BIAL to raise $200 mn., eyes valuation of $2-2.5 bn
Boby Kurian, Rajesh Unnikrishnan & Peerzada Abrar BANGALORE/MUMBAI
THE operator of the newly-opened Bengaluru International Airport is seeking a valuation of up to $2.5 billion to raise about $200 million in equity to fund the second phase of the airport’s development.
The valuation of Bangalore International Airport Ltd (BIAL), which sources put at as high as Rs 10,000 crore, or about $2.3 billion, could make it among the most valuable privately-owned domestic aviation assets. This would better the three-month-old Hyderabad Rajiv Gandhi International Airport, majority owned by GMR Group, which is estimated to be valued at $1-1.5 billion.
BIAL—40% owned by Siemens with L&T, Unique Zurich, Airports Authority of India and KSIIDC, a Karnataka government agency, holding the rest—is exploring the option of a private placement, among others, to raise part of the equity for the proposed Rs 2,500-crore expansion. It is believed that the company is exploring various possibilities and no investment bank is involved in the process.
A source said the company was seeking valuation in the range of $2-2.5 billion, leading to a possibility of 8-10% equity placement for raising over $200 million.
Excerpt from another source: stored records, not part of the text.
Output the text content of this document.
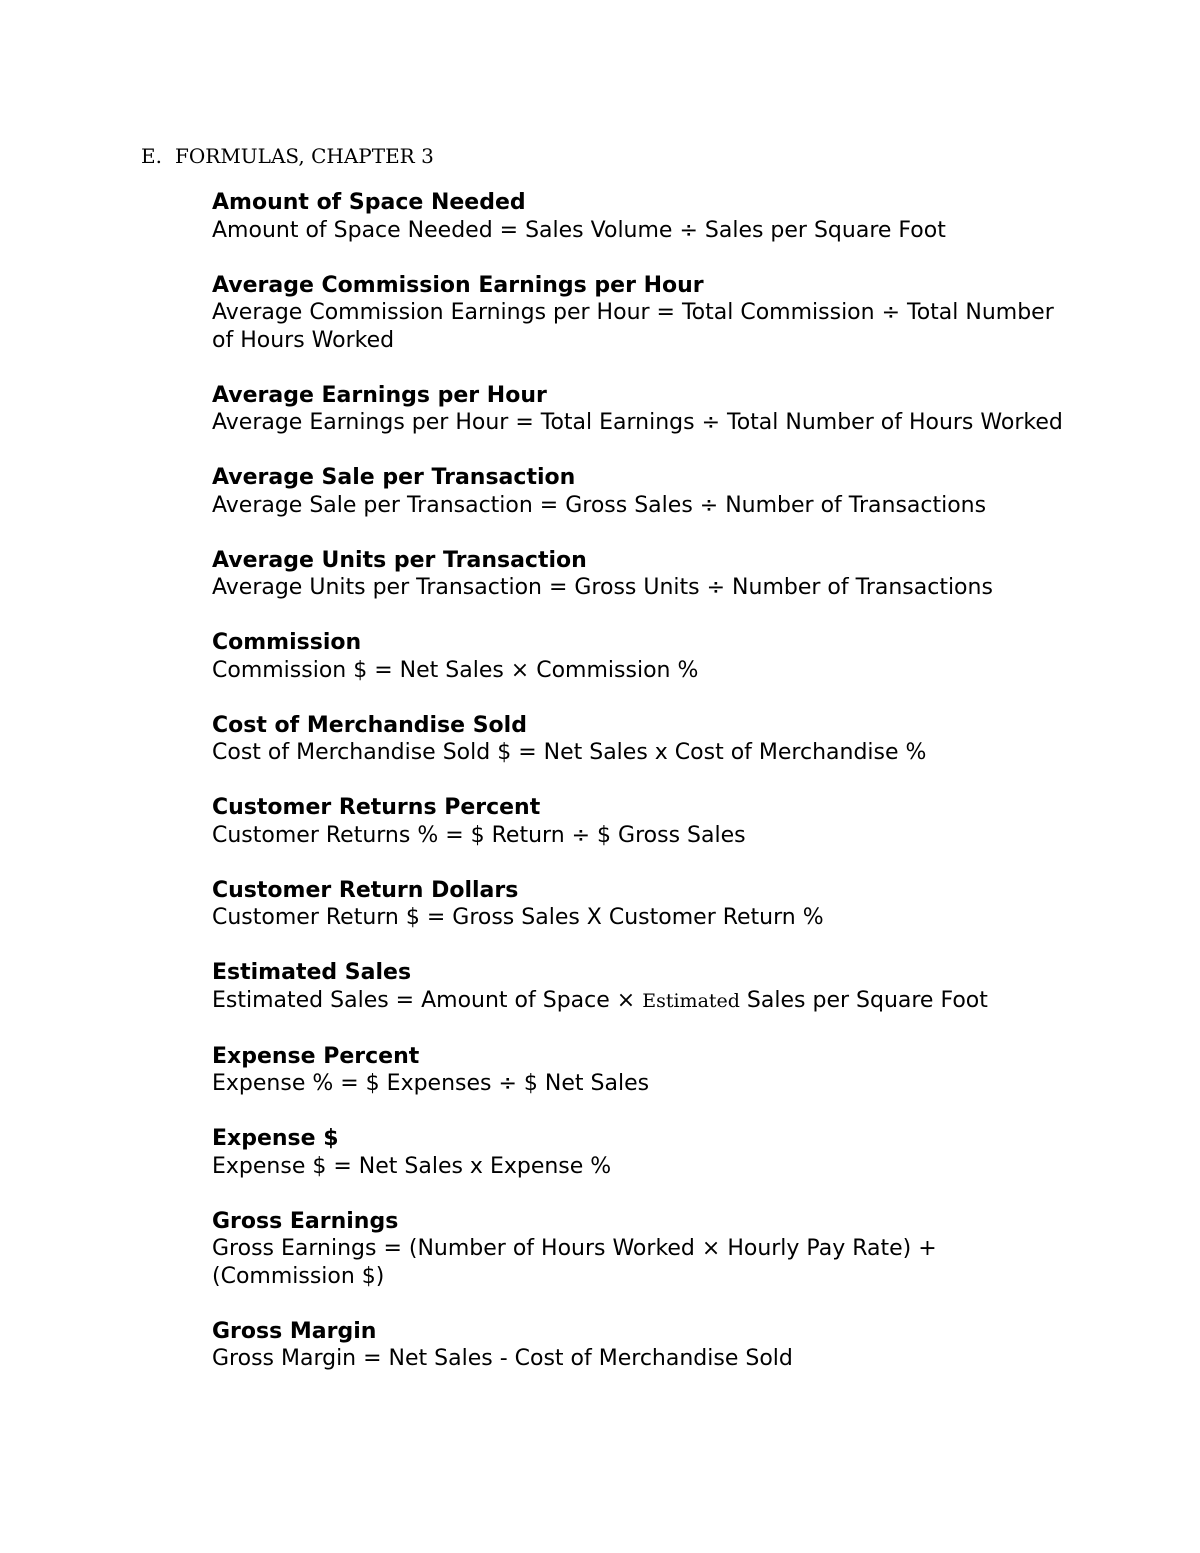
E. FORMULAS, CHAPTER 3
Amount of Space Needed
Amount of Space Needed = Sales Volume ÷ Sales per Square Foot
Average Commission Earnings per Hour
Average Commission Earnings per Hour = Total Commission ÷ Total Number of Hours Worked
Average Earnings per Hour
Average Earnings per Hour = Total Earnings ÷ Total Number of Hours Worked
Average Sale per Transaction
Average Sale per Transaction = Gross Sales ÷ Number of Transactions
Average Units per Transaction
Average Units per Transaction = Gross Units ÷ Number of Transactions
Commission
Commission $ = Net Sales × Commission %
Cost of Merchandise Sold
Cost of Merchandise Sold $ = Net Sales x Cost of Merchandise %
Customer Returns Percent
Customer Returns % = $ Return ÷ $ Gross Sales
Customer Return Dollars
Customer Return $ = Gross Sales X Customer Return %
Estimated Sales
Estimated Sales = Amount of Space × Estimated Sales per Square Foot
Expense Percent
Expense % = $ Expenses ÷ $ Net Sales
Expense $
Expense $ = Net Sales x Expense %
Gross Earnings
Gross Earnings = (Number of Hours Worked × Hourly Pay Rate) + (Commission $)
Gross Margin
Gross Margin = Net Sales - Cost of Merchandise Sold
While BIAL CEO Albert Brunner said the information on fundraising through private placement was not true, one of the investors confirmed to ET that all options are being explored.
Sources said private placement was being mulled as the company needs to shore up its equity base to go forward with fresh investments. BIAL’s current investment of Rs 2,470 crore has been funded 65% by debt, 16% by equity, 14% by support from the Karnataka government, while internal accruals and security deposits made up the rest.
The airport, which began operations just over a month ago, is expected to handle some 12 million passengers in the current year. With Bangalore’s air passenger traffic consistently beating forecasts, BIAL is planning for a second runway, entailing investments in the next 3-4 years. BIAL originally envisaged the equity component making up about 23% of the overall project cost, which was revised upwards twice from Rs 1,412 crore.
Sources said that if the government partners drag their feet on infusing fresh equity, the private promoters may have to look at the option of diluting a part of their shareholding at a significantly high valuation.
The state government is currently lobbying to reopen the old HAL airport, which was closed down in line with the concession agreement with BIAL. “With infrastructure valuation holding firm in the midst of a market meltdown, some investors may be open to the idea of cashing in a part of their equity,” a source said.
However, it is believed that the shareholder agreement has some binding clauses on the quantum of stake dilution by the promoters and for the protection of the government shareholding for a minimum period. The exact contours of the pact could not be independently ascertained.